Who is having the procedure?
However, the NHS refuted these claims and issued the following statement:
"While the study does accurately quote NHS statistics showing more than 300 labiaplasties were performed by the NHS on girls aged 14 or younger in the last six years, there is no evidence that these operations were performed for cosmetic reasons (to create ‘designer vaginas’)."
In a statement a spokesperson for the Department of Health denied that the NHS offers 'designer vagina' surgery:
“There is no such thing a designer vagina on the NHS. Of course there is cosmetic surgery carried out on the NHS, but this is only for patients who have a clinical need for it (such as reconstructive surgery after an accident) and absolutely not for those who would simply like to have it done.”
Mr Banwell explains that while there is no minimum age for cosmetic surgery, the number of procedures carried out on young people is very small.
“BAAPS does not recommend cosmetic surgery for under 18s. But there are always exceptions," he tells HuffPost UK Lifestyle. "Sometimes recommendations will come from a GP, but they will always be in exceptional circumstances and parental consent is a necessity.”
Mr Banwell revealed that his practise has seen a 300% increase over the past five years and says that there are many potential factors that could have caused the increase.
“Labiaplasty has become my area of interest and expertise and overtime this has lead to an increase in referrals,” he says.
“There has also been much more about it in the media, on the internet and on TV, which increases awareness about the procedure.”

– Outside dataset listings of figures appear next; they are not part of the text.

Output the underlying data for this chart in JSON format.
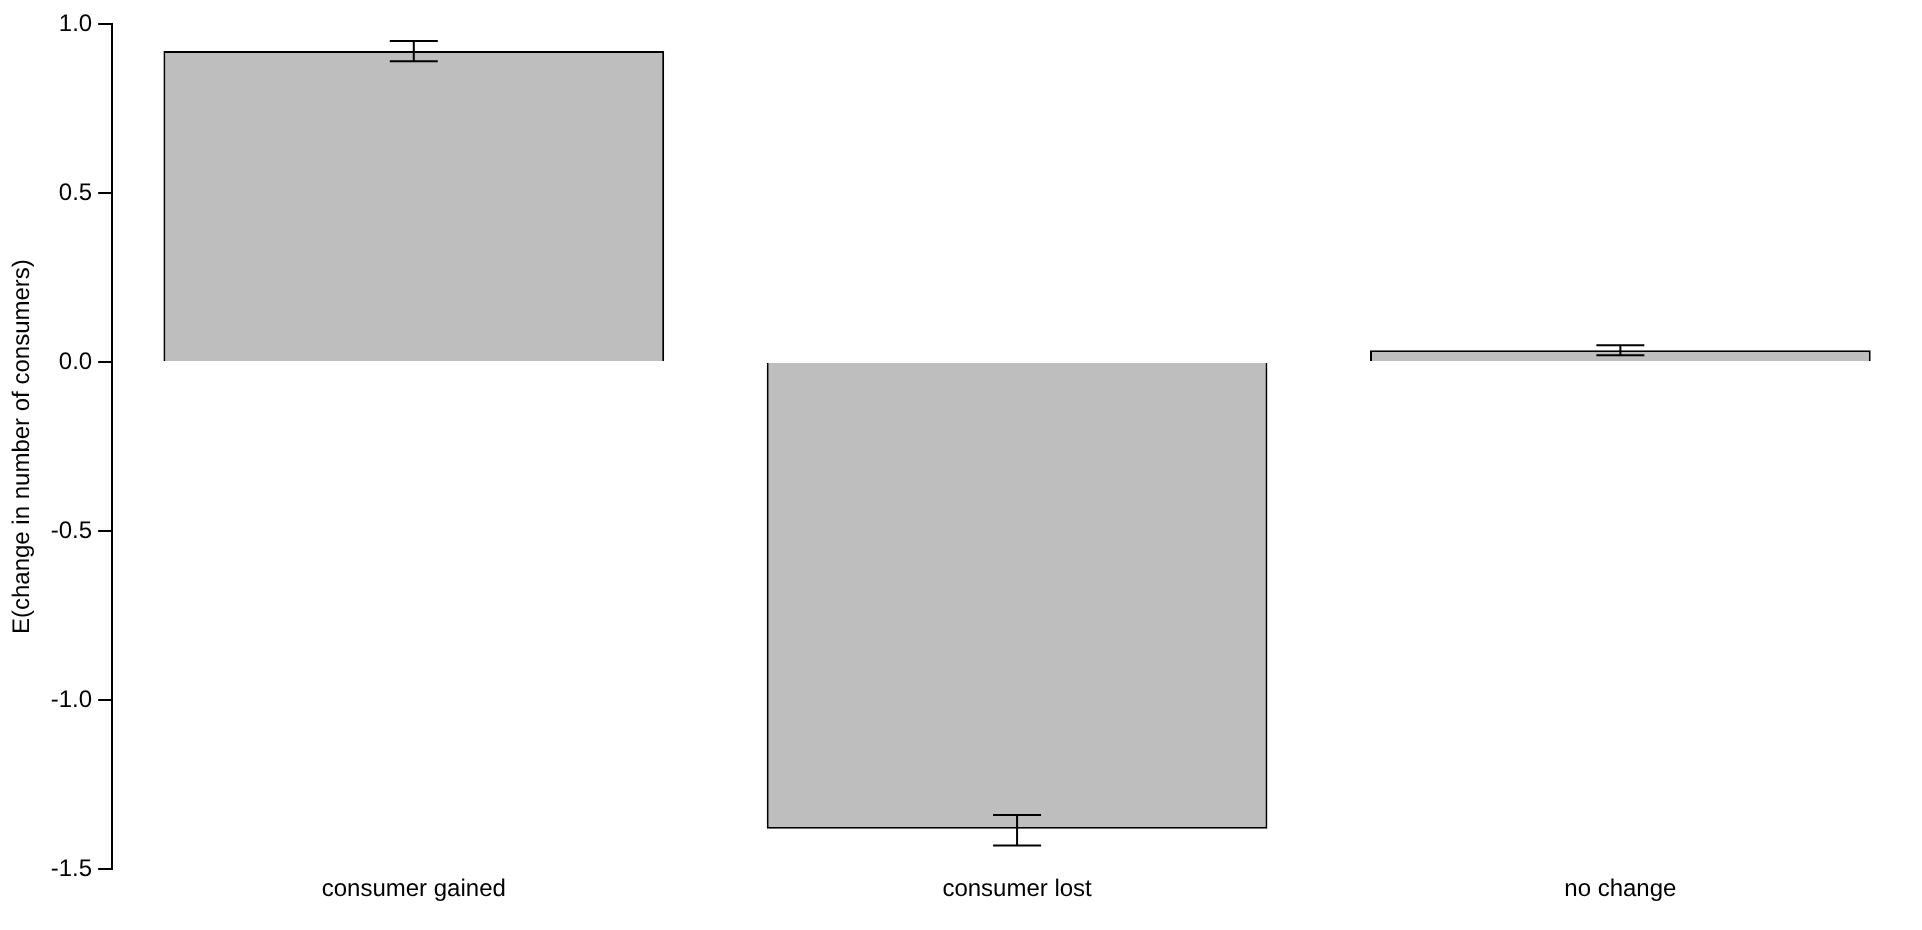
{
  "chart_data": {
    "type": "bar",
    "ylabel": "E(change in number of consumers)",
    "categories": [
      "consumer gained",
      "consumer lost",
      "no change"
    ],
    "values": [
      0.92,
      -1.38,
      0.035
    ],
    "errors": [
      [
        0.89,
        0.95
      ],
      [
        -1.43,
        -1.34
      ],
      [
        0.02,
        0.05
      ]
    ],
    "color": "#bebebe",
    "ylim": [
      -1.5,
      1.0
    ],
    "yticks": [
      -1.5,
      {
        "value": -1,
        "label": "-1.0"
      },
      -0.5,
      {
        "value": 0,
        "label": "0.0"
      },
      0.5,
      {
        "value": 1,
        "label": "1.0"
      }
    ],
    "grid": false,
    "legend": false
  }
}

What can a woman expect during her consultation?
Mr Banwell tells HuffPost UK Lifestyle that is is important that careful consultation is carried out with each individual to deem whether surgery is appropriate.

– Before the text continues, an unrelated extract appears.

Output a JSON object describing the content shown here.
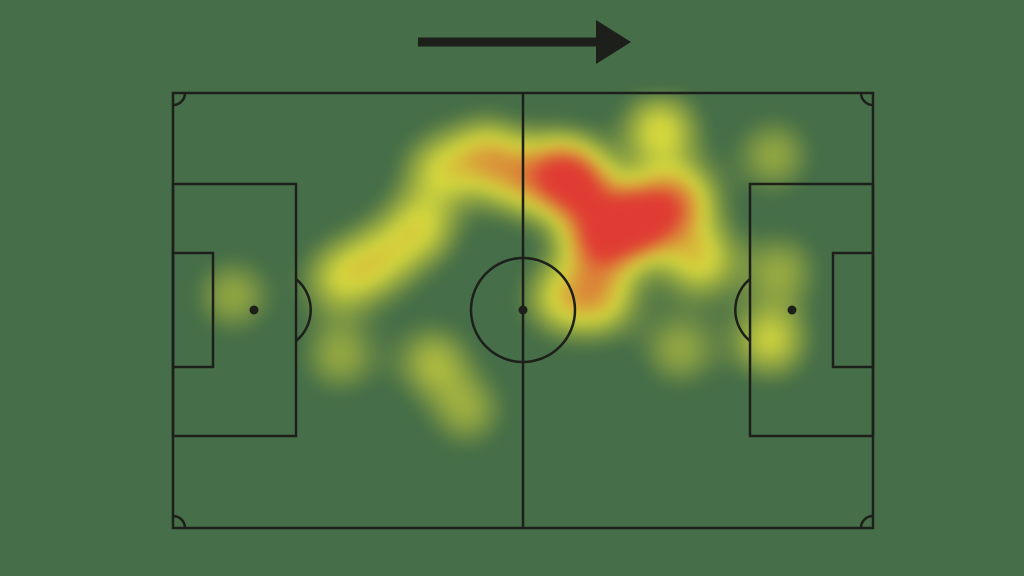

According to his website, Mr Banwell expects to see all patients at least twice (more if required) and his team will be on hand to answer any questions throughout the process. He recommends that patients explore the subject area themselves using the internet and other resources.
"The risks and complications need to be discussed, and then patients need a cooling-off period to think about it," he tells HuffPost UK Lifestyle. "If necessary they may need to be referred to a psychologist."
Why do women get it?
There has been little research into the benefits of having surgery, but there are case studies that suggest it has vastly improved the lives and self-esteem of some women.
Award-winning documentary project Centrefold, which was released in July 2012, explores the ethics of labiaplasty. Using commentary from three women who have had the procedure, it offers a fantastic insight into the journey many women face.
Based on the study by Dr Creighton, Buzzfeed have grouped a selection of unsubstantiated claims made by clinics concerning the physical and sexual benefits of having 'designer vagina' surgery.
Are there any complications?
"There is a small complication rate and it is a surgeon's duty to explain that," says Mr Banwell.
"There is a chance of bleeding, infection, haematoma formation and return to theatre, urinary infections and thrush. In addition, numbness, minor asymmetry and wound problems can also occur as well as alteration in libido. Clitoral damage is also a well-recognised, but fortunately rare, complication following labiaplasty surgery," according to his website.